Honolulu Mayor Kirk Caldwell would like some answers, please.

After receiving a letter 10 days ago from the board chair and executive director of the Honolulu Authority for Rapid Transportation detailing more than $200 million in potential additional rail cost overruns and a likely one-year delay in the project’s completion, he replied to both leaders with a letter pointedly asking for details in six areas.

Principal among his concerns seems to be that the Sept. 14 letter sent by Board Chair Don Horner and Executive Director Dan Grabauskas differs from information the project provided last spring to legislators. HART and Caldwell sought and the Legislature passed a five-year extension of the .5 percent general excise tax surcharge funding the rail project.

Caldwell asked Horner and Graubaskas what information they obtained after the legislative session that led to the $200 million upward budget revision and the pushback of the “final Milestone date from January 2020 to the ‘more likely’ 2021 date?”

Mayor Kirk Caldwell held a press conference recently to discuss the Sept. 14 letter from HART leaders, saying he wanted to delve deeper into the details.
Mayor Kirk Caldwell held a press conference recently to discuss the Sept. 14 letter from HART leaders, saying he wanted to delve deeper into the details. Cory Lum/Civil Beat

The Sept. 14 letter pointed to a total of nine of 21 rail stations that have come in “at or under budget” — three of them “well under.” “While this is encouraging news, the project’s construction over-budget number … remains at $594 million above original cost estimates included in our last budget update,” the HART leaders wrote, adding that they project an additional $100 million in GET shortfalls, as well as a $210 million loss in Federal Transit Administration funding.

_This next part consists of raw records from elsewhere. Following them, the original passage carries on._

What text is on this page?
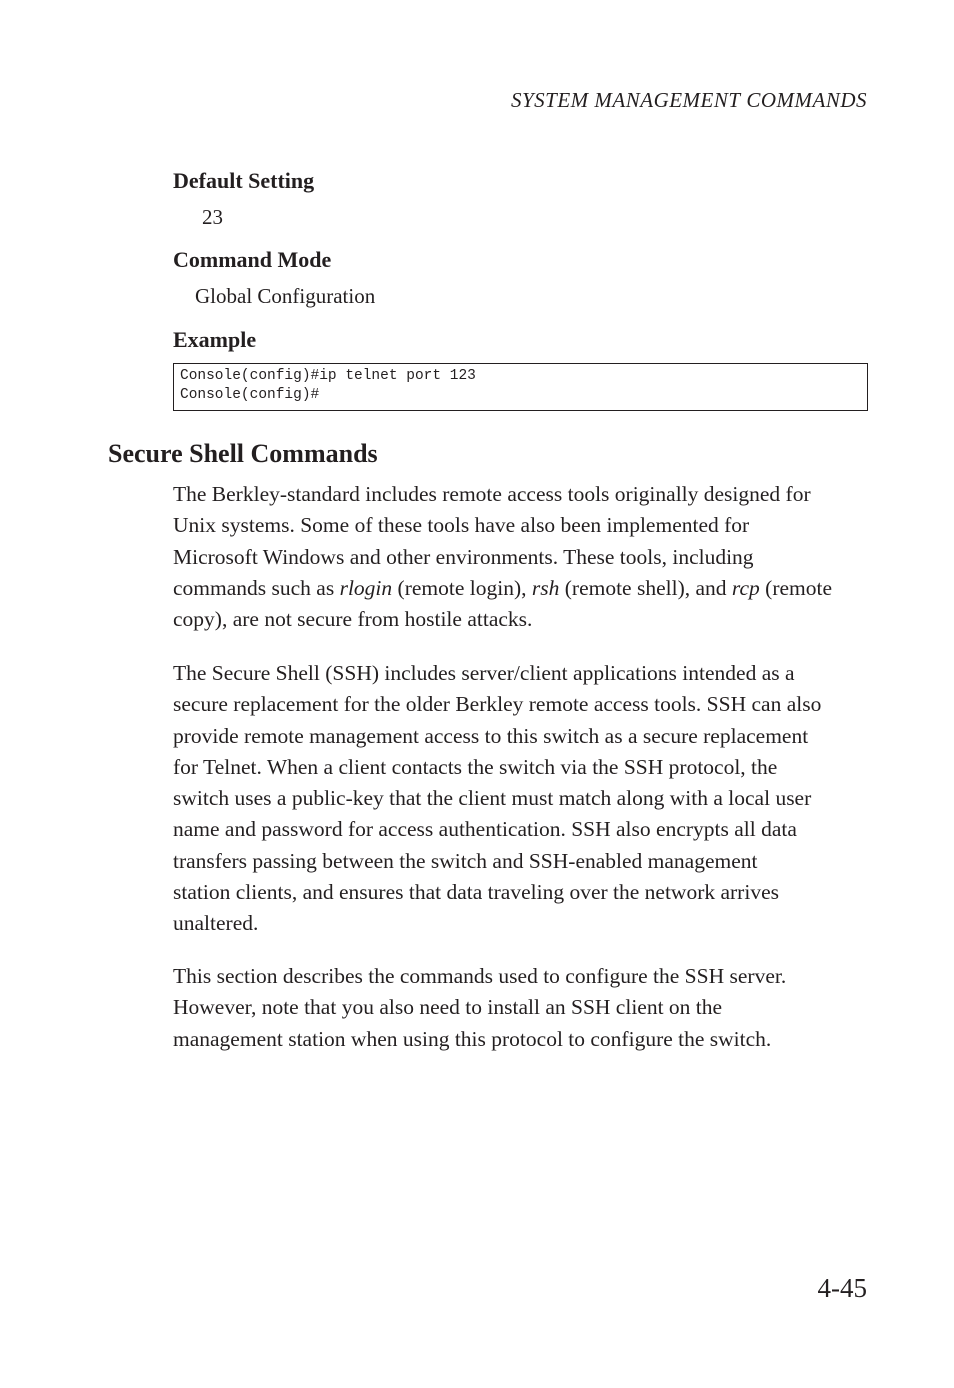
SYSTEM MANAGEMENT COMMANDS
Default Setting
23
Command Mode
Global Configuration
Example
Console(config)#ip telnet port 123
Console(config)#
Secure Shell Commands
The Berkley-standard includes remote access tools originally designed for
Unix systems. Some of these tools have also been implemented for
Microsoft Windows and other environments. These tools, including
commands such as rlogin (remote login), rsh (remote shell), and rcp (remote
copy), are not secure from hostile attacks.
The Secure Shell (SSH) includes server/client applications intended as a
secure replacement for the older Berkley remote access tools. SSH can also
provide remote management access to this switch as a secure replacement
for Telnet. When a client contacts the switch via the SSH protocol, the
switch uses a public-key that the client must match along with a local user
name and password for access authentication. SSH also encrypts all data
transfers passing between the switch and SSH-enabled management
station clients, and ensures that data traveling over the network arrives
unaltered.
This section describes the commands used to configure the SSH server.
However, note that you also need to install an SSH client on the
management station when using this protocol to configure the switch.
4-45
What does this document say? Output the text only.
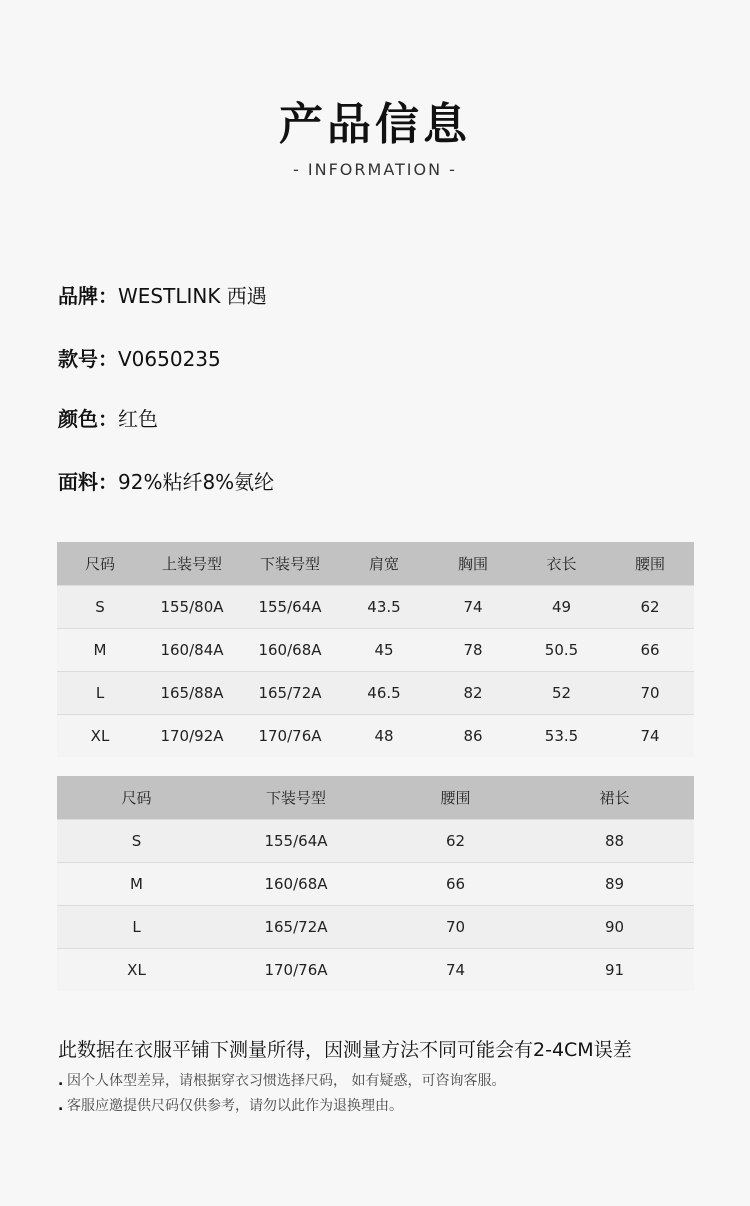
产品信息
- INFORMATION -
品牌：WESTLINK 西遇
款号：V0650235
颜色：红色
面料：92%粘纤8%氨纶
尺码	上装号型	下装号型	肩宽	胸围	衣长	腰围
S	155/80A	155/64A	43.5	74	49	62
M	160/84A	160/68A	45	78	50.5	66
L	165/88A	165/72A	46.5	82	52	70
XL	170/92A	170/76A	48	86	53.5	74
尺码	下装号型	腰围	裙长
S	155/64A	62	88
M	160/68A	66	89
L	165/72A	70	90
XL	170/76A	74	91
此数据在衣服平铺下测量所得，因测量方法不同可能会有2-4CM误差
. 因个人体型差异，请根据穿衣习惯选择尺码， 如有疑惑，可咨询客服。
. 客服应邀提供尺码仅供参考，请勿以此作为退换理由。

That total of nearly $910 million in cost overruns plus the potential $200 million in potential escalating costs from construction in the city’s core would push the project $1.1 billion into the red.

Caldwell asks Board Chair Horner and Executive Director Grabauskas what steps they could take to stick to the 2020 completion date — and what those steps might cost.

In his response, the mayor requests deeper detail regarding project costs or elements that are no longer part of HART’s budget assumptions. He also asks Horner and Grabauskas what steps they could take to stick to the 2020 completion date — and what those steps might cost.

He asks about the potential opening date for an interim, 15-mile phase featuring 13 stations between East Kapolei and Middle Street — a section that would include Honolulu International Airport and Pearl Harbor. Opening that shorter segment early would allow the project to begin generating revenue and get people used to riding on the rail system.

Horner and Grabauskas said 73 percent of the land required to complete the entire project is now in hand, but Caldwell wants to know how much more land is needed to support the project’s “minimum operable segment” and how revenue from that would compare to revenue from the 15-mile interim phase.

It’s a cordial letter, with Caldwell’s questions bracketed by praise for new project communications that are “transparent and forward thinking,” for surpassing the four-mile mark in rail guideway construction and reaching 80 percent completion of the Rail Operations Center. The latter is particularly significant, given that rail cars are expected to be delivered to Honolulu in the first quarter of 2016.

But Caldwell also slips in a sentence seemingly to absolve himself of responsibility for incorrect or problematic information that may have been supplied during the legislative session, writing, “All substantive project information provided to the Legislature was provided by HART.”

Despite the fact that the Horner and Grabauskas letter was addressed to both Caldwell and Honolulu City Council Chair Ernie Martin, Caldwell’s reply went to Horner and Grabauskas only without even a “cc” for the council leader. A persistent Caldwell critic, Martin is thought to be preparing to challenge Caldwell when he stands for re-election next year.